As to whether Norwegians in these occupations also earn lower wages as a result of labour migration, Slettebak says, “According to economic theory, a large supply of labour would push wages down. But this hasn’t affected Norwegians as much as you might think. The reason is that Norwegians don’t compete to a very great extent with working immigrants.”

“The labour migrants come and take jobs that Norwegians no longer want, for example in the fishing industry, which I investigated in this study,” she said. “In recent decades, we’ve seen an educational revolution and strong wage growth. Certain jobs are therefore no longer attractive to Norwegians.”

At the same time, she says, it’s possible to argue that jobs have become less desirable because wage growth in these occupations has stopped. Wages are stagnating in the construction industry, for example.

“So Norwegians have become too ‘good’ for these jobs and that the jobs have become less good,” she said.

Labour migrants remain low paid workers

Although the generalization of collective agreements has provided greater security against exploiting labour migrants, clear differences exist between the various groups of workers.

“Labour migrants are overrepresented at the low end of the wage distribution, while the Norwegian-born are overrepresented at the top,” says Slettebak.

EU 11

  • Marie Holm Slettebak's research has looked at information on immigrants from 11 Eastern European countries that joined the EU in 2004, 2007 and 2013. These are: Bulgaria, Estonia, Croatia, Latvia, Lithuania, Poland, Romania, Slovakia, Slovenia, Czechia and Hungary.
  • In Norway, Poles and Lithuanians are the largest of the EU immigrant groups.

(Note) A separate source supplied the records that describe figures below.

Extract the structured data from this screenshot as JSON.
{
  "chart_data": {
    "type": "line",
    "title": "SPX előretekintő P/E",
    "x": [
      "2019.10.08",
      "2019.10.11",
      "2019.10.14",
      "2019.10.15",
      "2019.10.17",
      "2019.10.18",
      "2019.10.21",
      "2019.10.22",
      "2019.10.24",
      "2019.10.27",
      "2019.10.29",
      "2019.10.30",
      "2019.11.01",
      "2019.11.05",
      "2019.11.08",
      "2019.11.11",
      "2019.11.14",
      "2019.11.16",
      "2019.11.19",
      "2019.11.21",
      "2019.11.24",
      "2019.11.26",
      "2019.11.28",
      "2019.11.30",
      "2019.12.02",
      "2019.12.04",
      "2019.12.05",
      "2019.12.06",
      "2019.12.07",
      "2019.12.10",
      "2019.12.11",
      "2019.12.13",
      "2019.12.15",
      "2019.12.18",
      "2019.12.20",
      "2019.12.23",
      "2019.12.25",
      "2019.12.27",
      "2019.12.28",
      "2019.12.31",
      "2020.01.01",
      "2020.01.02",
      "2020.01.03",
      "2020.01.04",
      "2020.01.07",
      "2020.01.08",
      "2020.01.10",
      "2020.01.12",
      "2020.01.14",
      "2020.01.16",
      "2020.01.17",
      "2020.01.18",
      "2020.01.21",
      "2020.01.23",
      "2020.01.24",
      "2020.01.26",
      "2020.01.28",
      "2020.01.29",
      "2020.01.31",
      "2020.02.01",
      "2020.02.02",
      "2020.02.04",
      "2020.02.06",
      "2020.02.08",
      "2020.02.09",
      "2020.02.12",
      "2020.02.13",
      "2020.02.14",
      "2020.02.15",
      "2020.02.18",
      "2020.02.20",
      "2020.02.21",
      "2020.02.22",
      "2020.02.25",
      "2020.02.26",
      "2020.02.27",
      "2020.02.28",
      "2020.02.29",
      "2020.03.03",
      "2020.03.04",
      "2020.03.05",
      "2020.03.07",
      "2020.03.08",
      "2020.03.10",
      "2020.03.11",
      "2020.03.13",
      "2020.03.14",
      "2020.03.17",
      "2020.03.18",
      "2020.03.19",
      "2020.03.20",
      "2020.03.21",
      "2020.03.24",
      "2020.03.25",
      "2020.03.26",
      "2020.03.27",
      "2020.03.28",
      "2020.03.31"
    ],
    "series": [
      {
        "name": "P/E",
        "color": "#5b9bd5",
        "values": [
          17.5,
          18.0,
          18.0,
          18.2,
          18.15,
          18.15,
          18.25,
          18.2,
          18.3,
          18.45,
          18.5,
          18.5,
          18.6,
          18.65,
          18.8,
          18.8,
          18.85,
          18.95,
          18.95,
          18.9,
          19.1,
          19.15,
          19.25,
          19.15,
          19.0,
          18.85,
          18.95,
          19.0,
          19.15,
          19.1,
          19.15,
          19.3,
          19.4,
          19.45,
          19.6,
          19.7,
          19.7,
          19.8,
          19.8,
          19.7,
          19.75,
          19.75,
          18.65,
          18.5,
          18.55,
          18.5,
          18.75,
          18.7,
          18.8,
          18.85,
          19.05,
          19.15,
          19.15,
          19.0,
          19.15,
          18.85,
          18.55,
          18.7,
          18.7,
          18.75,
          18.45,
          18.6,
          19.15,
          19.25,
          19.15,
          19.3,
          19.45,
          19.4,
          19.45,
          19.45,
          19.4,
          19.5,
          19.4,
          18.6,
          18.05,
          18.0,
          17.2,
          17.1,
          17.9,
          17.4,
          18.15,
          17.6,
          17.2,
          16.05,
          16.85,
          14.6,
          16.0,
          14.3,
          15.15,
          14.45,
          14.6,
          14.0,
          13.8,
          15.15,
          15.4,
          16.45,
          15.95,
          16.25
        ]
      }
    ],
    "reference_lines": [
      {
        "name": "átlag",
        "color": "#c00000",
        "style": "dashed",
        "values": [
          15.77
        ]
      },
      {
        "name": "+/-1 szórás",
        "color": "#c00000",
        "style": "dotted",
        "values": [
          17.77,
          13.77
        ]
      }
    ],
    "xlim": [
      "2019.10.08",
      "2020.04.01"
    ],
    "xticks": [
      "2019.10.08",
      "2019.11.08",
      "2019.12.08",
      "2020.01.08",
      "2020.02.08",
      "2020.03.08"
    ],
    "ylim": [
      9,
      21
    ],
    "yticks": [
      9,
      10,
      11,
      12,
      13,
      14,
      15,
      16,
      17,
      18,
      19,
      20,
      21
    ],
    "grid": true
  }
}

Fishing industry an immigrant niche

Slettebak and Professor Johan Fredrik Rye have studied the fishing industry in particular. The industry has benefitted from labour migration for some time, and employment of immigrants really took off starting in 2004.

“Immigrants make up the majority of the workers doing manual jobs in the fishing industry. The fishing industry has become an immigrant niche,” says Slettebak.

She and Rye studied the mobility patterns of employees in the fishing industry. They followed everyone who had manual jobs in this industry from 2009 to 2018 and found a very clear pattern.

“Norwegians leave the industry much more often for better jobs or for better jobs within the industry. They have upward mobility and haven’t been pushed out. The majority of Norwegians have done well, and have fared the best when compared to labour migrants. Labour migrants tend to stay in the industry’s manual jobs,” Slettebak says.

At the bottom of the ladder

Non-Western immigrants came out the worst in the competition for good jobs and good wages.

“It’s really clear that non-Western immigrants have the fewest opportunities. Their chances of ending up outside the labour market are much higher. They have an unstable connection here and very few opportunities for upward mobility,” says Slettebak.

“One question that we don’t answer in our research is whether immigrants from outside Europe have been very negatively affected by the migrant influx following the enlargement of the EU in 2004. But a lot of indications suggest that if anyone is paying the price for the large labour force supply in the labour market, this group would be it,” she says.

Jobs – not immigrants – can save Norwegian settlements

Another question Slettebak has looked at is whether immigration can save rural Norwegian communities. She found that it wasn’t municipalities with large relocating populations and low birth rates that took in the most labour migrants.

“I found that relatively speaking, the rural municipalities that need immigrants the least, got the most. The solution for Norwegian municipalities threatened with residents relocating elsewhere doesn’t lie in the immigrants themselves, but in the available jobs,” Slettebak says.